Aussi choqué que son éditeur de la décision du ministère de l'Intérieur, l'auteur s'interroge, pour sa part, sur le « fonctionnement pour le moins opaque » de la commission de surveillance et de contrôle des publications destinées à l'enfance et à l'adolescence et de la manière dont ses décisions sont prises.
Photographie : couverture de Bien trop petit, Manu Causse, Gérald Darmanin, en 2019 (Jacques Paquier, CC BY 2.0)

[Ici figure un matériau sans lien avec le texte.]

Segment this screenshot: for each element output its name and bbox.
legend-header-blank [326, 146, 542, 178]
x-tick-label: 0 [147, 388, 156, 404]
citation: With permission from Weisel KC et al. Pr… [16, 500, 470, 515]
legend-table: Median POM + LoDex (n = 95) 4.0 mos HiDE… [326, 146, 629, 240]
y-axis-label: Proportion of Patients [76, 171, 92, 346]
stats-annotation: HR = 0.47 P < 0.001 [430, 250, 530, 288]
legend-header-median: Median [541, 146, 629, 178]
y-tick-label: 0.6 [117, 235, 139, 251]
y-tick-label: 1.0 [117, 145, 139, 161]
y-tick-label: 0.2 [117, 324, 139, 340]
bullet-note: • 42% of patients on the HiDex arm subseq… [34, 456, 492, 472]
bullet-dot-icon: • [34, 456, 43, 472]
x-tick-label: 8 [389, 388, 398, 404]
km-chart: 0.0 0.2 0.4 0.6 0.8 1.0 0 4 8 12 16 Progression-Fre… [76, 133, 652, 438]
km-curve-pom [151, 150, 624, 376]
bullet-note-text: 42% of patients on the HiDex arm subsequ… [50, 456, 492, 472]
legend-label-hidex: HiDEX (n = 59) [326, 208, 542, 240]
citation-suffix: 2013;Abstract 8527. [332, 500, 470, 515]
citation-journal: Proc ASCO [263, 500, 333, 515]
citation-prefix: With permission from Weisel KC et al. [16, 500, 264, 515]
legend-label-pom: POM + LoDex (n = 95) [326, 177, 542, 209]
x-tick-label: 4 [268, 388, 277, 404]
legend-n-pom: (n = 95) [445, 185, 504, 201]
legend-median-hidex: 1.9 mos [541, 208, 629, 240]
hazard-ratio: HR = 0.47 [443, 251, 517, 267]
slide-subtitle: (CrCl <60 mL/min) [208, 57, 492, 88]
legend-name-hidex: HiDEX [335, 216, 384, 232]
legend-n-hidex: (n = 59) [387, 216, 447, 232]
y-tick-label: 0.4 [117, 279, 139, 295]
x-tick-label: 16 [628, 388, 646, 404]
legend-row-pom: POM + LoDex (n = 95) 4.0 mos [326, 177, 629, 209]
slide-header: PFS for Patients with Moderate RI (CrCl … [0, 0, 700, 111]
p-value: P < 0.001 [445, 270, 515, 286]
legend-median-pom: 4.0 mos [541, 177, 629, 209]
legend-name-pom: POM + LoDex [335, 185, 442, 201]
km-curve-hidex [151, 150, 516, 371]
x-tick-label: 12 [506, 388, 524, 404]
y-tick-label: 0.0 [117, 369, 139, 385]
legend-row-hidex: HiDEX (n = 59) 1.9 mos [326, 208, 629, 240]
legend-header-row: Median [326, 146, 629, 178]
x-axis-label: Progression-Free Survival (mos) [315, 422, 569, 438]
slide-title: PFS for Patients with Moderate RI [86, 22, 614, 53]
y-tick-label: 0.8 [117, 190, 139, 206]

DOSSIER - “Bien trop Petit”, le livre qu'a censuré Gérald Darmanin
Paru le 21/09/2022
233 pages
Thierry Magnier
15,90 €
11 Commentaires
Aurelien Terrassier
15/09/2023 à 13:16
C'est une action légitime et salutaire de la part de LDH en soutien à Thierry Mangnier et Manu Causse de faire un recours contre la politique autoritaire de monsieur Darmanin et là en l'occurrence contre la liberté d'expression!
Aradigme
16/09/2023 à 08:41
Bonjour Aurélien Terrassier,
C'est une action légitime et salutaire de la part du Ministre de l'Intérieur que de demander l'application de toutes les lois votées par le parlement, y compris celle de 1949 sur les publications destinées à la jeunesse...
Salutations
Aradigme
Aurelien Terrassier
21/09/2023 à 17:50
Aradigme Non cette vieille loi est contraire au droit et donc à la liberté d'expression d'où l'action en justice de la Ldh mais vu vos idées que je ne partage pas aucunement, je ne suis pas surpris de ce que vous écrivez.
Aradigme
23/09/2023 à 09:15
Bonjour Aurélien Terrassier,
Je retiens de votre intervention qu'existent pour vous des lois qui vous conviennent et que vous acceptez de respecter et d'autres qui ne vous conviennent pas et dont vous vous estimez libre de vous affranchir. Quelle singulière conception de la démocratie et du respect des décisions de la majorité...
Salutations
Aradgme
Aurelien Terrassier
23/09/2023 à 10:07
Aradigme vous êtes dans la confusion entre droits et lois ce qui n'est pas la même chose mais je vois bien qu'un auteur et son éditeur qui défendent leur liberté d'expression vous dérange. Cette loi de 1949 est caduque.
Aradigme
23/09/2023 à 18:43
Bonjour Aurélien Terrassier,
Je doute que le parlement français ait voté une loi contraire au droit en 1949.
Salutations
Aradigme
Aurelien Terrassier
24/09/2023 à 14:59
Aradigme Ce n'est pas ce que j'ai dit. J'ai seulement dit que cette loi de 1949 est devenue caduque et que le droit prime là-dessus.
Rose
16/09/2023 à 07:19
Entre le ministère de l'Intérieur qui se mêle de littérature et le ministère européen des affaires étrangères avec le Quai d'Orsay qui se mêlent de culture (artistes de certains pays interdits en France), on se demande avec les m'as-tu vu ambitieux et les répressifs censeurs si le bon sens s'en va.
Marie
16/09/2023 à 12:10
Tout-à-fait d'accord, vous y croyez, vous au bon sens? Je ne crois qu'au sens(t) bon.
Rose
22/09/2023 à 06:46
Je crois aux deux, le bon sens sent bon, ça harmonise.
Marie
16/09/2023 à 09:41
Recours en annulation contre une façon d'appliquer une loi de 1949, voila qui est original, mais pas étonnant venant de la LDH. Ceci dit, c'est une question de forme, non négligeable certes, les "majeurs" pouvant acquérir ledit livre "gémoniaque", et le faire (ou laisser )lire à leur progéniture en toute quiétude.